For the last month, I have been mired in the revisions of my newest book. This part of the process for me is both the most agonizing and the most rewarding. But mostly agonizing. Here's what I am up against:

1. I have no title. I just don't. And so every single time I open the document, I am staring at a blank page before I scroll down to the beginning of the remaining 320 pages. This is doing something to me psychologically. I am tempted to give it a placeholder name just so I don't get that sinking feeling in my gut every time I open the manuscript. It's like a nameless baby.

Any suggestions? (Maybe something about a bridge?)

2. Today I realized the timeline was screwed up. Not irrevocably, but enough to cause me a significant amount of grief. The novel takes place over the week leading up to Hurricane Irene's landfall in Vermont. Well, all this time I thought the rains came on Saturday. Guess what? It was Sunday. Sunday was the day. So now I have to create an entire day's worth of events to make it work. And no, I can't just push the whole book forward a day...because one of my damn characters has swimming lessons on Friday. She couldn't possibly have them on Saturday because the pool is closed. Alas.

3. I am still figuring out how and when to offer the big twist/reveal. There's this horrible thing about knowing more than your reader does. It's like keeping a secret about a surprise party and worrying that whoever you are trying to surprise has already figured it out. I'm crouched down in the dark waiting to jump up, but worried that somebody's going to say, "Don't bother. I see you."

4. Sorrow. There's a lot of sorrow here. And there are dead animals and bad moms and mean friends. It's hard to go into this book and not come out feeling a little bit helpless. Of course, the plan is that things will get better...but not at page 220. That doesn't happen for another 100 pages.

5. Self-doubt. Every single day I second guess every single sentence. I don't trust my instincts. I think it sucks.

6. The Vacuum-Effect. I am the only person in the world who has read even one word of this book. These characters exist only in my head and in this document. Nobody in the world cares about them yet except for me. This is scary.

7. Other more interesting things. I am not sure why this happens, but when I am at this stage of the novel-writing process, I have a million ideas for new books (better books). Well, maybe not a million. But three. All I want to do is buy a fresh notebook and start writing the next story. But I can't. Not yet. 

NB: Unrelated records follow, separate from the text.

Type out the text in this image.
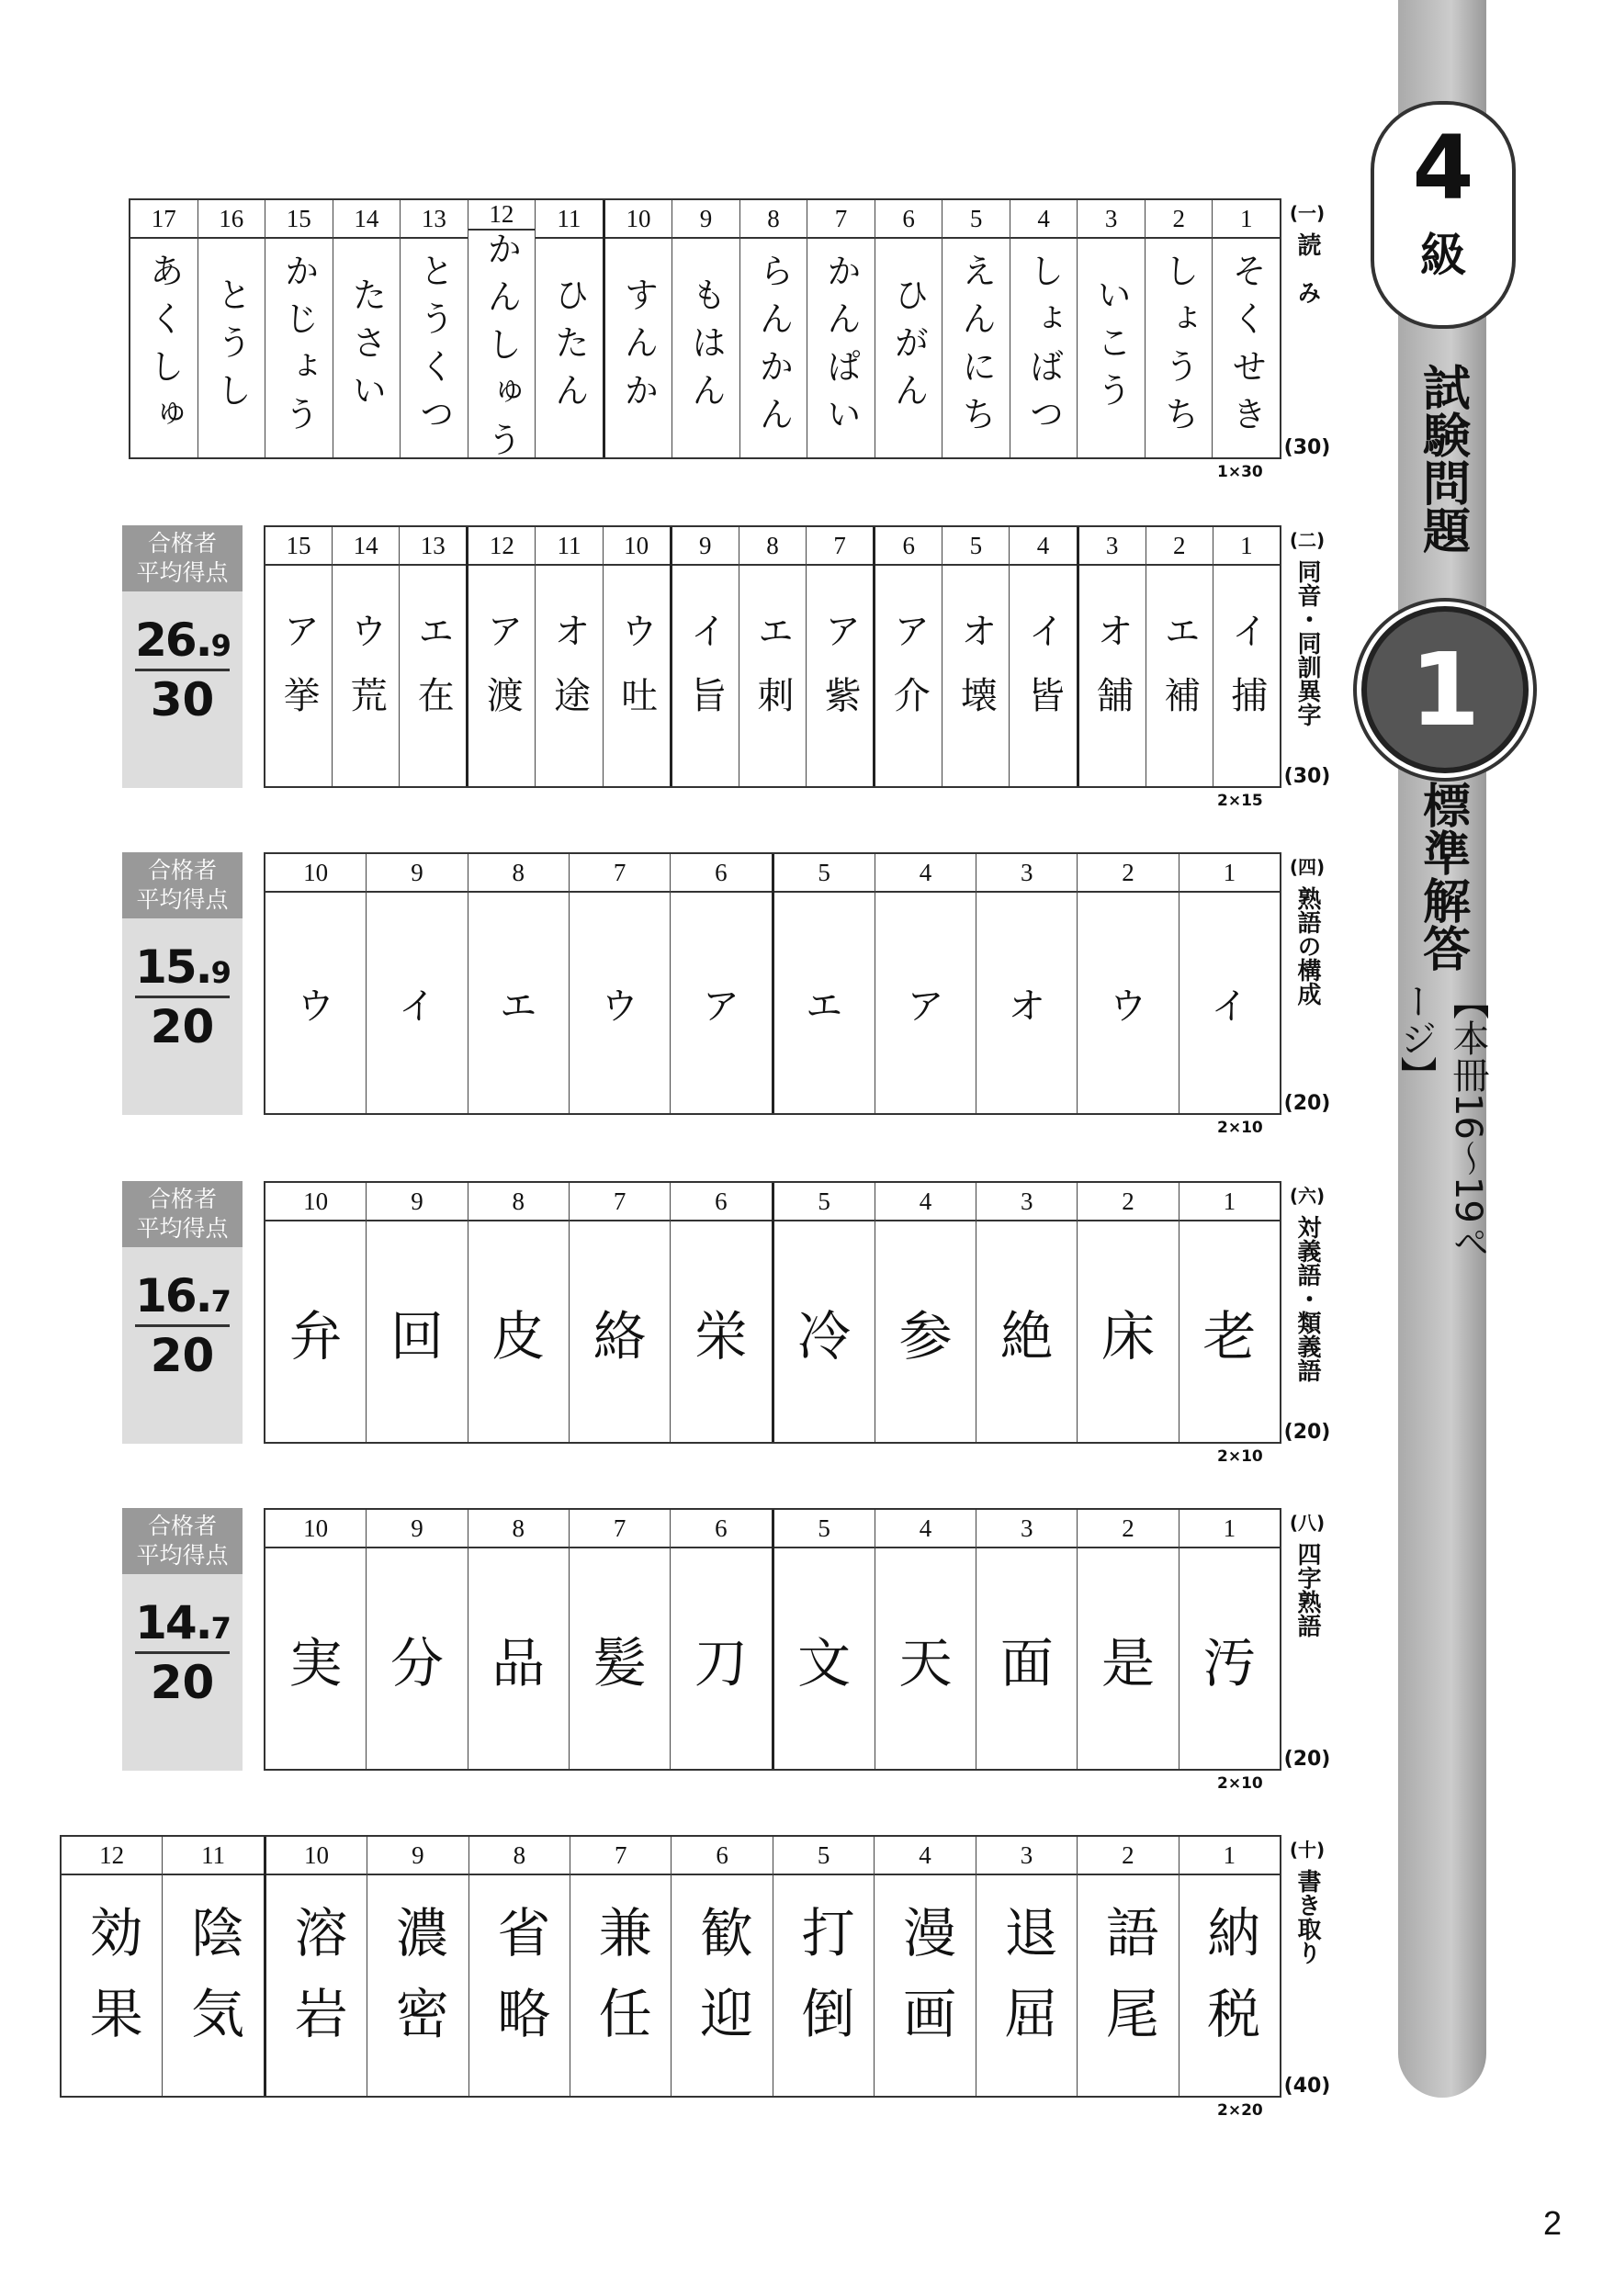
4
級
試験問題
1
標準解答
【本冊16〜19ページ】
2
1
そくせき
2
しょうち
3
いこう
4
しょばつ
5
えんにち
6
ひがん
7
かんぱい
8
らんかん
9
もはん
10
すんか
11
ひたん
12
かんしゅう
13
とうくつ
14
たさい
15
かじょう
16
とうし
17
あくしゅ
(一)
読　み
(30)
1×30
1
イ捕
2
エ補
3
オ舗
4
イ皆
5
オ壊
6
ア介
7
ア紫
8
エ刺
9
イ旨
10
ウ吐
11
オ途
12
ア渡
13
エ在
14
ウ荒
15
ア挙
(二)
同音・同訓異字
(30)
2×15
合格者
平均得点
26.9
30
1
イ
2
ウ
3
オ
4
ア
5
エ
6
ア
7
ウ
8
エ
9
イ
10
ウ
(四)
熟語の構成
(20)
2×10
合格者
平均得点
15.9
20
1
老
2
床
3
絶
4
参
5
冷
6
栄
7
絡
8
皮
9
回
10
弁
(六)
対義語・類義語
(20)
2×10
合格者
平均得点
16.7
20
1
汚
2
是
3
面
4
天
5
文
6
刀
7
髪
8
品
9
分
10
実
(八)
四字熟語
(20)
2×10
合格者
平均得点
14.7
20
1
納税
2
語尾
3
退屈
4
漫画
5
打倒
6
歓迎
7
兼任
8
省略
9
濃密
10
溶岩
11
陰気
12
効果
(十)
書き取り
(40)
2×20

Anyway, my plan is to complete a good draft by the end of this month. I know I am close. I think I am close anyway. That means 20 pages a day until next week, and then 25 pages a day until the 28th. Until then you can find me here. At the computer. Blogging when I should be revising.

Friday, February 01, 2013

On Rejection

Fifteen years ago I had just written my first novel, and it had been universally rejected by every major and minor publishing company in the industry. It had lost contests. It had been spurned by agents. Fed up, I wrote my own rejection letter in response to one particularly patronizing editor.

I just found it.

Thankfully, I never sent it. But boy, did it feel good to write. I'm slightly mortified now, but it's a good reminder to me that I am a fighter when it comes to my writing. I always have been. I am also reminded that tenacity, a sense of humor, and hard freaking work are all necessary if you want to survive as an artist of any kind.

Dear ___________,

Thank you for submitting your rejection for my perusal and consideration. Regretfully, your work has not advanced to the final round: "Having a Significant Impact on My Writing Endeavors."

I know that this letter brings disappointing news, but please don't be discouraged. All the rejections received are very worthwhile projects and deserve to be further developed. Because I have such a high volume of rejections submitted in response to this manuscript, I cannot pass along to you an individual evaluation. What I can do, however, is give you an idea of why your rejection did not advance.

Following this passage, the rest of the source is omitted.